Но мирная тихая ночь была в таком противоречии с событиями последних дней, со всем тем, что он знал и слышал, что не хотелось верить, будто бы война приближается. «Авось пронесет!» И горько усмехнулся. Вот они: авось, небось да как-нибудь. Нет, ни дня, ни часа нельзя терять. И, уже охваченный заботами приближающегося утра, вошел в дом.
— Надо будет завтра...
Он еще не знай, что Адольф Гитлер уже определил час «Ч» — 22 июня в 3.30.
***
В середине июня генерал Константин Рокоссовский провел ночные командно-штабные корпусные учения. Прошли они хорошо. Были, конечно, и недостатки, и шероховатости, но в целом показали, что многое уже сделано по боевой подготовке корпуса.
20 июня, возвращаясь из района учений, Рокоссовский заехал в Ковель к своему соседу — командиру 45-то стрелкового корпуса Ивану Ивановичу Федюнинскому. Разговор, естественно, зашел о том, что тревожило всех, — о возможной войне с Германией. Сидели невеселые, озабоченные. Понимали: не все готово для отражения нападения Гитлера.

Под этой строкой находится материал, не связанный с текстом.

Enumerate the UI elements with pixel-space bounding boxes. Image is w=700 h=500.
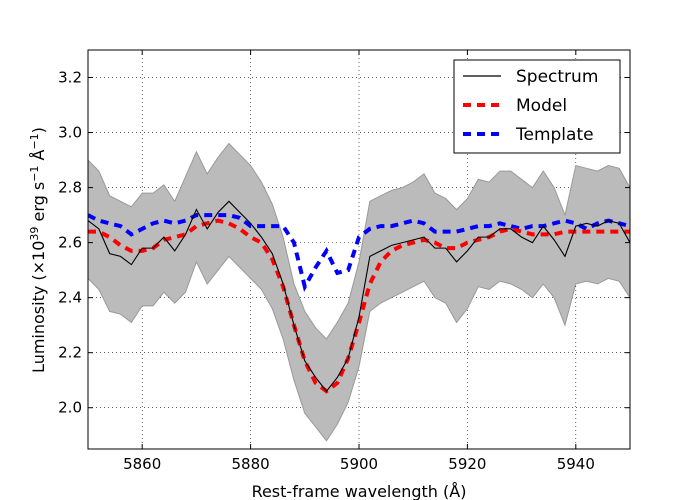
y-axis-label-part: Luminosity (×10	[29, 241, 48, 373]
grid	[88, 50, 630, 449]
uncertainty-band-group	[88, 142, 630, 442]
y-tick-label: 3.0	[58, 124, 82, 142]
x-tick-label: 5920	[448, 455, 486, 473]
x-tick-label: 5900	[340, 455, 378, 473]
y-tick-label: 2.6	[58, 234, 82, 252]
series-model-line	[88, 218, 630, 394]
y-axis-label: Luminosity (×1039 erg s−1 Å−1)	[28, 127, 48, 373]
uncertainty-band	[88, 142, 630, 442]
y-axis-label-exponent: −1	[28, 133, 41, 149]
legend-label-template: Template	[515, 125, 594, 145]
y-tick-label: 2.2	[58, 344, 82, 362]
series-group	[88, 200, 630, 394]
y-axis-label-part: erg s	[29, 182, 48, 227]
axis-ticks: 5860 5880 5900 5920 5940 2.0 2.2 2.4 2.6 2.8 3.0 3.…	[58, 50, 630, 473]
series-spectrum-line	[88, 200, 630, 393]
y-axis-label-part: )	[29, 127, 48, 133]
x-axis-label: Rest-frame wavelength (Å)	[252, 482, 467, 500]
legend-label-spectrum: Spectrum	[516, 67, 598, 87]
y-axis-label-part: Å	[29, 149, 48, 165]
y-axis-label-exponent: 39	[28, 227, 41, 241]
y-tick-label: 2.8	[58, 179, 82, 197]
y-tick-label: 3.2	[58, 69, 82, 87]
y-tick-label: 2.0	[58, 399, 82, 417]
series-template-line	[88, 213, 630, 293]
y-axis-label-exponent: −1	[28, 166, 41, 182]
x-tick-label: 5940	[557, 455, 595, 473]
legend-label-model: Model	[516, 96, 567, 116]
y-tick-label: 2.4	[58, 289, 82, 307]
x-tick-label: 5880	[232, 455, 270, 473]
x-tick-label: 5860	[123, 455, 161, 473]
legend: Spectrum Model Template	[453, 59, 621, 154]
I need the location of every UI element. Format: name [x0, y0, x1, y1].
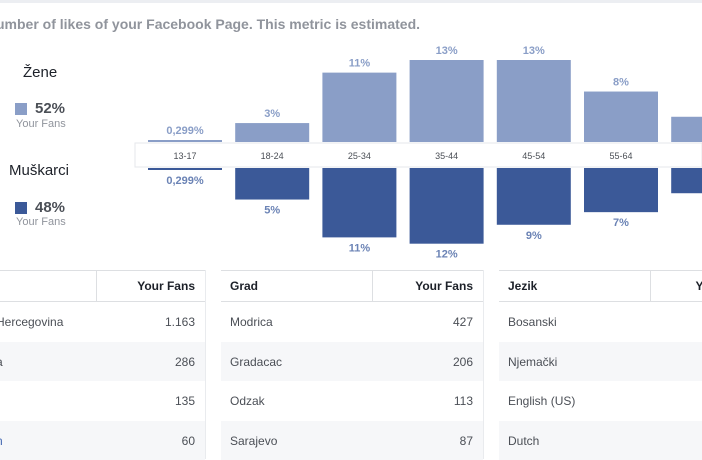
- table-row[interactable]: 135: [0, 381, 205, 421]
- table-row[interactable]: English (US): [499, 381, 702, 421]
- bar-women-45-54[interactable]: [497, 60, 571, 142]
- header-divider: [372, 271, 373, 301]
- row-name: Modrica: [230, 315, 273, 329]
- category-label-45-54: 45-54: [522, 151, 545, 161]
- row-fans-count: 206: [453, 355, 473, 369]
- table-header: Your Fans: [0, 270, 205, 302]
- table-row[interactable]: Hercegovina 1.163: [0, 302, 205, 342]
- bar-men-55-64[interactable]: [584, 168, 658, 212]
- header-divider: [650, 271, 651, 301]
- row-fans-count: 87: [460, 434, 473, 448]
- column-header-your-fans[interactable]: Your Fans: [137, 279, 195, 293]
- row-fans-count: 427: [453, 315, 473, 329]
- table-body: Modrica 427 Gradacac 206 Odzak 113 Sarajevo 87: [221, 302, 483, 460]
- row-name: Dutch: [508, 434, 539, 448]
- bar-men-25-34[interactable]: [322, 168, 396, 237]
- age-gender-chart: 0,299% 0,299% 13-17 3% 5% 18-24 11% 11% 25-34 13%…: [0, 40, 702, 265]
- label-men-18-24: 5%: [264, 205, 280, 217]
- row-name: a: [0, 355, 3, 369]
- column-divider: [205, 270, 206, 459]
- bar-women-35-44[interactable]: [410, 60, 484, 142]
- label-men-13-17: 0,299%: [166, 175, 204, 187]
- table-row[interactable]: a 286: [0, 342, 205, 382]
- bar-women-55-64[interactable]: [584, 92, 658, 142]
- table-header: Grad Your Fans: [221, 270, 483, 302]
- table-row[interactable]: Bosanski: [499, 302, 702, 342]
- metric-description: umber of likes of your Facebook Page. Th…: [0, 16, 420, 32]
- bar-men-65+[interactable]: [671, 168, 702, 193]
- table-body: Bosanski Njemački English (US) Dutch: [499, 302, 702, 460]
- column-divider: [483, 270, 484, 459]
- column-header-name[interactable]: Grad: [230, 279, 258, 293]
- country-table: Your Fans Hercegovina 1.163 a 286 135 n 60: [0, 270, 205, 459]
- row-name: n: [0, 434, 3, 448]
- row-fans-count: 1.163: [165, 315, 195, 329]
- row-name: Bosanski: [508, 315, 557, 329]
- header-divider: [96, 271, 97, 301]
- row-name: Hercegovina: [0, 315, 63, 329]
- category-label-13-17: 13-17: [173, 151, 196, 161]
- table-row[interactable]: n 60: [0, 421, 205, 460]
- column-header-your-fans[interactable]: Your Fans: [415, 279, 473, 293]
- bar-women-25-34[interactable]: [322, 73, 396, 142]
- row-name: Odzak: [230, 394, 265, 408]
- category-label-55-64: 55-64: [609, 151, 632, 161]
- row-fans-count: 60: [182, 434, 195, 448]
- bar-men-13-17[interactable]: [148, 168, 222, 170]
- table-row[interactable]: Gradacac 206: [221, 342, 483, 382]
- table-row[interactable]: Sarajevo 87: [221, 421, 483, 460]
- bar-women-13-17[interactable]: [148, 140, 222, 142]
- label-women-35-44: 13%: [436, 45, 458, 57]
- label-women-13-17: 0,299%: [166, 125, 204, 137]
- label-women-55-64: 8%: [613, 77, 629, 89]
- table-row[interactable]: Njemački: [499, 342, 702, 382]
- row-name: Sarajevo: [230, 434, 277, 448]
- row-fans-count: 135: [175, 394, 195, 408]
- language-table: Jezik Yo Bosanski Njemački English (US) Dutch: [499, 270, 702, 459]
- city-table: Grad Your Fans Modrica 427 Gradacac 206 Odzak 1…: [221, 270, 483, 459]
- table-row[interactable]: Odzak 113: [221, 381, 483, 421]
- label-women-45-54: 13%: [523, 45, 545, 57]
- column-header-your-fans[interactable]: Yo: [696, 279, 702, 293]
- column-header-name[interactable]: Jezik: [508, 279, 537, 293]
- row-name: Njemački: [508, 355, 557, 369]
- label-men-35-44: 12%: [436, 249, 458, 261]
- category-label-35-44: 35-44: [435, 151, 458, 161]
- bar-men-18-24[interactable]: [235, 168, 309, 200]
- table-body: Hercegovina 1.163 a 286 135 n 60: [0, 302, 205, 460]
- label-men-55-64: 7%: [613, 217, 629, 229]
- label-men-45-54: 9%: [526, 230, 542, 242]
- row-fans-count: 286: [175, 355, 195, 369]
- bar-women-65+[interactable]: [671, 117, 702, 142]
- row-name: English (US): [508, 394, 575, 408]
- table-header: Jezik Yo: [499, 270, 702, 302]
- top-border: [0, 0, 702, 3]
- category-label-25-34: 25-34: [348, 151, 371, 161]
- table-row[interactable]: Dutch: [499, 421, 702, 460]
- bar-women-18-24[interactable]: [235, 123, 309, 142]
- label-men-25-34: 11%: [349, 242, 371, 254]
- row-name: Gradacac: [230, 355, 282, 369]
- label-women-25-34: 11%: [349, 58, 371, 70]
- row-fans-count: 113: [454, 394, 473, 408]
- category-label-18-24: 18-24: [261, 151, 284, 161]
- table-row[interactable]: Modrica 427: [221, 302, 483, 342]
- bar-men-45-54[interactable]: [497, 168, 571, 225]
- label-women-18-24: 3%: [264, 108, 280, 120]
- bar-men-35-44[interactable]: [410, 168, 484, 244]
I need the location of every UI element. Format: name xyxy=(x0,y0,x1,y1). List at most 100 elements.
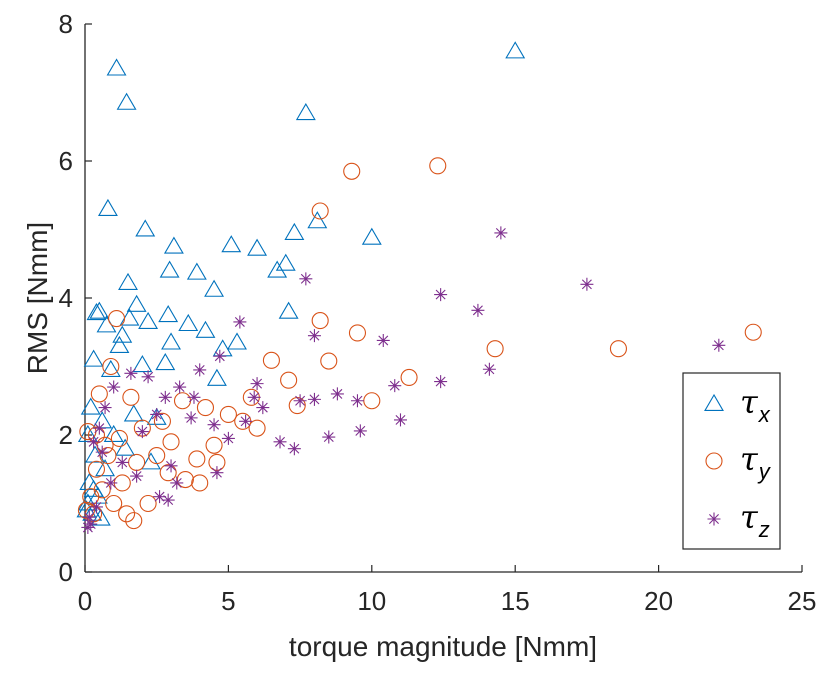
data-point-x xyxy=(95,459,116,477)
data-point-z xyxy=(287,442,301,456)
data-point-x xyxy=(138,311,159,330)
data-point-y xyxy=(343,162,361,180)
data-point-y xyxy=(219,405,237,424)
data-point-y xyxy=(162,433,180,451)
data-point-x xyxy=(141,452,161,470)
legend-marker-y xyxy=(705,452,723,470)
data-point-z xyxy=(164,459,178,473)
data-point-z xyxy=(153,490,167,504)
data-point-y xyxy=(125,512,143,530)
data-point-z xyxy=(256,401,270,415)
y-tick-label: 4 xyxy=(59,283,73,313)
data-point-z xyxy=(307,392,321,406)
legend-symbol: τ xyxy=(740,383,759,421)
data-point-z xyxy=(104,476,118,490)
data-point-z xyxy=(350,394,364,408)
data-point-y xyxy=(77,501,95,519)
data-point-x xyxy=(97,198,118,216)
data-point-z xyxy=(81,520,95,534)
x-tick-label: 0 xyxy=(78,586,92,616)
data-point-y xyxy=(363,392,381,410)
data-point-y xyxy=(148,446,166,465)
data-point-x xyxy=(103,424,124,443)
legend-subscript: z xyxy=(758,517,770,542)
data-point-z xyxy=(322,430,336,444)
data-point-y xyxy=(87,426,106,444)
data-point-x xyxy=(247,238,268,256)
data-point-y xyxy=(90,385,108,403)
data-point-x xyxy=(206,368,227,386)
data-point-y xyxy=(248,419,266,437)
data-point-y xyxy=(176,470,194,489)
data-point-z xyxy=(247,390,261,404)
data-point-z xyxy=(141,370,155,384)
data-point-y xyxy=(188,450,206,468)
data-point-z xyxy=(434,375,448,389)
y-tick-label: 6 xyxy=(59,146,73,176)
legend-marker-x xyxy=(704,393,724,412)
data-point-x xyxy=(116,92,137,110)
data-point-x xyxy=(278,301,299,319)
data-point-z xyxy=(210,466,224,480)
data-point-x xyxy=(505,41,526,59)
data-point-z xyxy=(107,380,121,394)
x-axis-title: torque magnitude [Nmm] xyxy=(289,631,597,662)
data-point-z xyxy=(82,510,96,524)
data-point-x xyxy=(284,222,305,240)
data-point-z xyxy=(92,421,106,435)
data-point-z xyxy=(434,288,448,302)
data-point-y xyxy=(744,323,762,341)
data-point-z xyxy=(150,407,164,421)
data-point-x xyxy=(267,260,288,278)
data-point-x xyxy=(161,332,181,350)
data-point-z xyxy=(330,387,344,401)
data-point-x xyxy=(227,332,247,350)
data-point-z xyxy=(135,425,149,439)
y-tick-label: 0 xyxy=(59,557,73,587)
series-x xyxy=(76,41,526,526)
data-point-z xyxy=(124,366,138,380)
data-point-y xyxy=(429,157,447,175)
data-point-z xyxy=(250,377,264,391)
data-point-z xyxy=(307,329,321,343)
data-point-x xyxy=(158,305,179,323)
legend-label-x: τx xyxy=(740,383,771,427)
data-point-z xyxy=(482,362,496,376)
data-point-y xyxy=(139,494,157,513)
data-point-x xyxy=(221,235,242,253)
data-point-y xyxy=(196,399,215,417)
data-point-z xyxy=(184,411,198,425)
data-point-z xyxy=(471,303,485,317)
data-point-z xyxy=(293,394,307,408)
data-point-y xyxy=(348,324,367,342)
data-point-z xyxy=(87,435,101,449)
y-ticks: 0 2 4 6 8 xyxy=(59,9,92,587)
data-point-x xyxy=(112,325,133,343)
data-point-y xyxy=(96,436,114,454)
data-point-z xyxy=(95,445,109,459)
legend-label-z: τz xyxy=(740,498,770,542)
x-tick-label: 15 xyxy=(501,586,530,616)
series-y xyxy=(77,157,762,530)
legend-label-y: τy xyxy=(740,440,772,484)
data-point-z xyxy=(187,390,201,404)
data-point-x xyxy=(83,349,104,367)
data-point-x xyxy=(163,236,184,254)
data-point-x xyxy=(146,407,167,425)
data-point-y xyxy=(105,494,123,513)
data-point-z xyxy=(173,380,187,394)
data-point-z xyxy=(193,363,207,377)
data-point-z xyxy=(233,315,247,329)
data-point-z xyxy=(494,226,508,240)
data-point-x xyxy=(186,262,207,280)
y-axis-title: RMS [Nmm] xyxy=(22,222,53,374)
data-point-y xyxy=(205,436,223,454)
data-point-y xyxy=(107,309,126,328)
data-point-z xyxy=(161,493,175,507)
data-point-z xyxy=(239,414,253,428)
data-point-y xyxy=(99,446,117,465)
y-tick-label: 2 xyxy=(59,420,73,450)
data-point-z xyxy=(158,390,172,404)
data-point-x xyxy=(89,301,110,319)
data-point-x xyxy=(123,404,144,422)
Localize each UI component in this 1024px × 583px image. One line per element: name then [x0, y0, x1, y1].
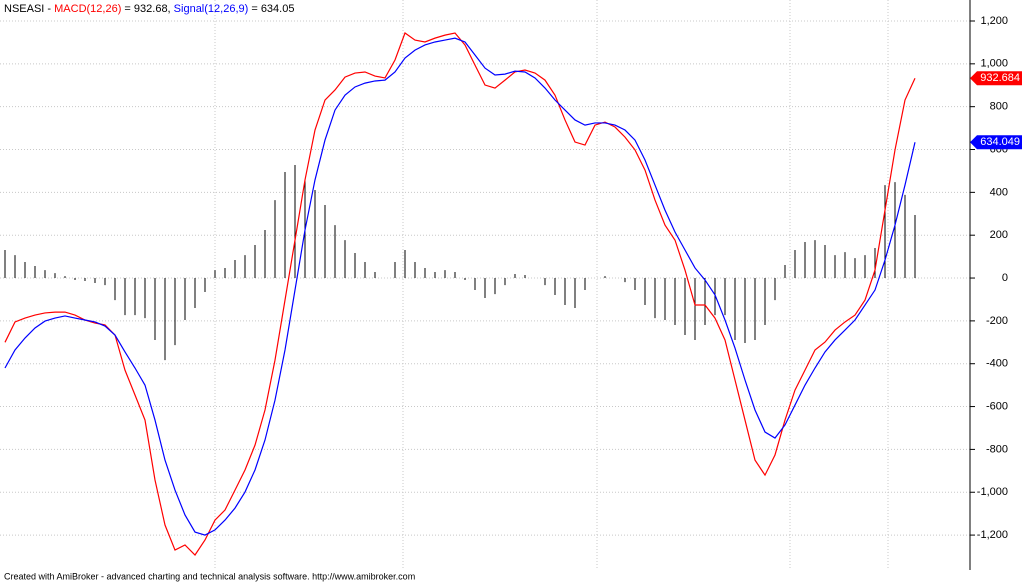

К вечеру Рокоссовский стал прощаться. Гостеприимный хозяин засуетился:
— Оставайся, Константин Константинович, переночуешь у меня. Посидим вечерок, потолкуем, гражданскую вспомним. Время, сам знаешь, какое. Неизвестно, когда снова повидаться доведется.
— Спасибо, Иван Иванович, потому и еду. В такие дни лучше со своими войсками быть. Каждую минуту грянуть может.
— Это верно, — вздохнул Федюнинский. — Мне рассказали, что немцы уже и комендантов своих для наших крупных приграничных городов назначают. Заместитель польского генерал-губернатора Франк Вехтер открыто хвастался, что будет губернатором Львова. Вот как! Бойкие прохиндеи!
Рокоссовский невесело усмехнулся:
— Еще одно подтверждение, что ехать мне надо,
— Ну что ж! Прощай, дорогой!
В субботу 21 июня генерал-майор Рокоссовский сделал обстоятельный разбор прошедших учений, отметил успехи, указал на недостатки. Подчеркнул всю остроту текущего момента.
Командиры слушали внимательно, лица строгие, настороженные. Сразу видно: ясно понимают, к какому грозному рубежу подходит весь народ и каждый из них лично.
После разбора Рокоссовский задержался в штабе. Вспомнил: завтра воскресенье. Судя по метеосводке, будет погожий, ясный день. А много ли у него было выходных за последний год? Пожалуй, ни одного. Да и работать приходилось по 16—18 часов в сутки.